In 2011, Bauer produced the competition’s Global Champions, beating out 4,000 teams from 60 countries. In 2013, a team from the college won the Americas Region, and there have been a host of top-three finishes in the Social Impact category.
This year’s teams had three weeks and a $250 ad budget to complete their tasks.
Griffin, an MBA student who led the team working with River Oaks Chamber Orchestra (ROCO), said the organization was looking to grow its online presence; generate more web activity and ticket sales; and develop its subscriber and donor base.
Speaking candidly, Griffin said the team’s ads generated a modest number of clicks, not surprising since the chamber-music audience is a relatively narrow market segment. Yet a remarkable 29 percent of those views converted to actual ticket sales. Thanks to the team’s efforts, ROCO saw an 11 percent increase in revenues.
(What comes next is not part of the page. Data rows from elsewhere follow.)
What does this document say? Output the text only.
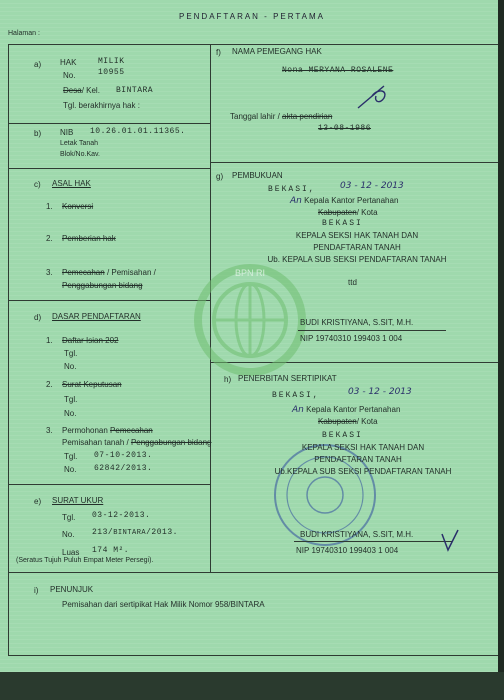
PENDAFTARAN - PERTAMA
Halaman :
BPN RI
a) HAK	MILIK
No.	10955
Desa/ Kel. BINTARA
Tgl. berakhirnya hak :
b) NIB 10.26.01.01.11365.
Letak Tanah
Blok/No.Kav.
c) ASAL HAK
1. Konversi
2. Pemberian hak
3. Pemecahan / Pemisahan /
Penggabungan bidang
d) DASAR PENDAFTARAN
1. Daftar Isian 202
Tgl.
No.
2. Surat Keputusan
Tgl.
No.
3. Permohonan Pemecahan
Pemisahan tanah / Penggabungan bidang
Tgl. 07-10-2013.
No. 62842/2013.
e) SURAT UKUR
Tgl. 03-12-2013.
No. 213/BINTARA/2013.
Luas 174 M².
(Seratus Tujuh Puluh Empat Meter Persegi).
f) NAMA PEMEGANG HAK
Nona MERYANA ROSALENE
Tanggal lahir / akta pendirian
13-08-1986
g) PEMBUKUAN
BEKASI,	03 - 12 - 2013
An Kepala Kantor Pertanahan
Kabupaten/ Kota
BEKASI
KEPALA SEKSI HAK TANAH DAN
PENDAFTARAN TANAH
Ub. KEPALA SUB SEKSI PENDAFTARAN TANAH
ttd
BUDI KRISTIYANA, S.SIT, M.H.
NIP 19740310 199403 1 004
h) PENERBITAN SERTIPIKAT
BEKASI,	03 - 12 - 2013
An Kepala Kantor Pertanahan
Kabupaten/ Kota
BEKASI
KEPALA SEKSI HAK TANAH DAN
PENDAFTARAN TANAH
Ub.KEPALA SUB SEKSI PENDAFTARAN TANAH
BUDI KRISTIYANA, S.SIT, M.H.
NIP 19740310 199403 1 004
i) PENUNJUK
Pemisahan dari sertipikat Hak Milik Nomor 958/BINTARA
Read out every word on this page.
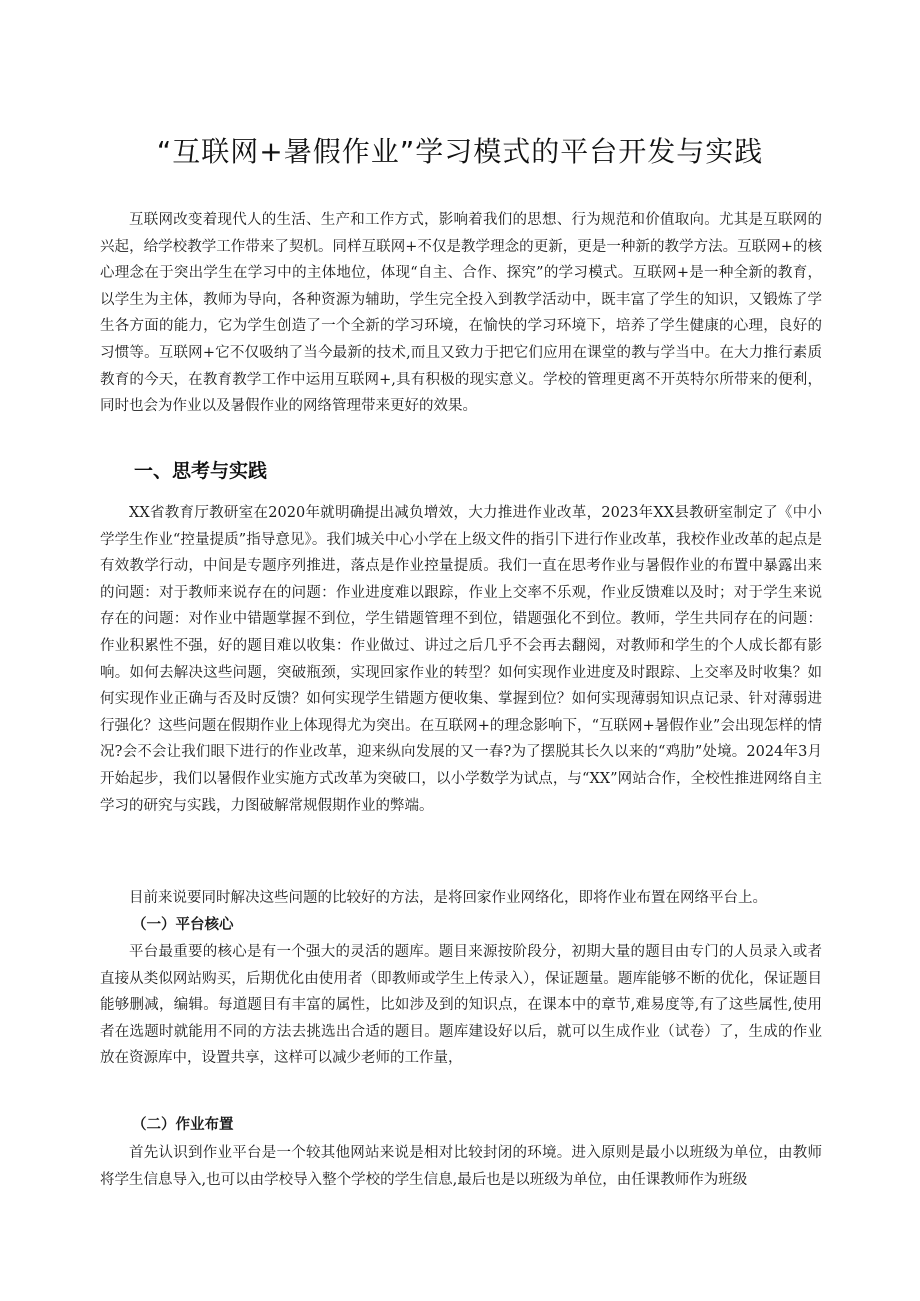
“互联网+暑假作业”学习模式的平台开发与实践

互联网改变着现代人的生活、生产和工作方式，影响着我们的思想、行为规范和价值取向。尤其是互联网的兴起，给学校教学工作带来了契机。同样互联网+不仅是教学理念的更新，更是一种新的教学方法。互联网+的核心理念在于突出学生在学习中的主体地位，体现“自主、合作、探究”的学习模式。互联网+是一种全新的教育，以学生为主体，教师为导向，各种资源为辅助，学生完全投入到教学活动中，既丰富了学生的知识，又锻炼了学生各方面的能力，它为学生创造了一个全新的学习环境，在愉快的学习环境下，培养了学生健康的心理，良好的习惯等。互联网+它不仅吸纳了当今最新的技术,而且又致力于把它们应用在课堂的教与学当中。在大力推行素质教育的今天，在教育教学工作中运用互联网+,具有积极的现实意义。学校的管理更离不开英特尔所带来的便利，同时也会为作业以及暑假作业的网络管理带来更好的效果。

一、思考与实践

XX省教育厅教研室在2020年就明确提出减负增效，大力推进作业改革，2023年XX县教研室制定了《中小学学生作业“控量提质”指导意见》。我们城关中心小学在上级文件的指引下进行作业改革，我校作业改革的起点是有效教学行动，中间是专题序列推进，落点是作业控量提质。我们一直在思考作业与暑假作业的布置中暴露出来的问题：对于教师来说存在的问题：作业进度难以跟踪，作业上交率不乐观，作业反馈难以及时；对于学生来说存在的问题：对作业中错题掌握不到位，学生错题管理不到位，错题强化不到位。教师，学生共同存在的问题：作业积累性不强，好的题目难以收集：作业做过、讲过之后几乎不会再去翻阅，对教师和学生的个人成长都有影响。如何去解决这些问题，突破瓶颈，实现回家作业的转型？如何实现作业进度及时跟踪、上交率及时收集？如何实现作业正确与否及时反馈？如何实现学生错题方便收集、掌握到位？如何实现薄弱知识点记录、针对薄弱进行强化？这些问题在假期作业上体现得尤为突出。在互联网+的理念影响下，“互联网+暑假作业”会出现怎样的情况?会不会让我们眼下进行的作业改革，迎来纵向发展的又一春?为了摆脱其长久以来的“鸡肋”处境。2024年3月开始起步，我们以暑假作业实施方式改革为突破口，以小学数学为试点，与“XX”网站合作，全校性推进网络自主学习的研究与实践，力图破解常规假期作业的弊端。

目前来说要同时解决这些问题的比较好的方法，是将回家作业网络化，即将作业布置在网络平台上。

（一）平台核心

平台最重要的核心是有一个强大的灵活的题库。题目来源按阶段分，初期大量的题目由专门的人员录入或者直接从类似网站购买，后期优化由使用者（即教师或学生上传录入），保证题量。题库能够不断的优化，保证题目能够删减，编辑。每道题目有丰富的属性，比如涉及到的知识点，在课本中的章节,难易度等,有了这些属性,使用者在选题时就能用不同的方法去挑选出合适的题目。题库建设好以后，就可以生成作业（试卷）了，生成的作业放在资源库中，设置共享，这样可以减少老师的工作量，

（二）作业布置

首先认识到作业平台是一个较其他网站来说是相对比较封闭的环境。进入原则是最小以班级为单位，由教师将学生信息导入,也可以由学校导入整个学校的学生信息,最后也是以班级为单位，由任课教师作为班级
For Griffin, a Houston attorney who decided to pursue his MBA part time in 2012, the challenge was an exercise in “the power of online marketing.”
“Not everybody wants to listen to classical music,” he said. “But by using an online-marketing strategy, these guys were able to increase their revenues, increase their customer base, (and connect with) people who will come back for more. So when you look at any entrepreneurial venture, that’s an applicable lesson. I think that’s what I got out of it.”
Though Griffin was technically the team captain, he downplayed his role.
“Everybody was a power play on it, and contributed,” he said. “We all found we liked doing certain things.”
While his group partnered with a small organization, another Bauer team —undergraduates Dylan Senter, Brittany Young, Herbert Murcia and Jordan Kunze — specifically sought out a high-profile charity.
“We spent a long time finding the client, because to us that was the most important thing,” said Senter, a student in Bauer’s Wolff Center for Entrepreneurship. His group wanted a non-profit with a “wow factor.”
They found that in the St. Louis-based Pujols Family Foundation, created in 2005 by professional baseball player Albert Pujols to help children with Down Syndrome and impoverished residents of his native Dominican Republic.
The students helped the foundation update its website and raise awareness. They finished as a Top 10 Finalist in the Social Impact category.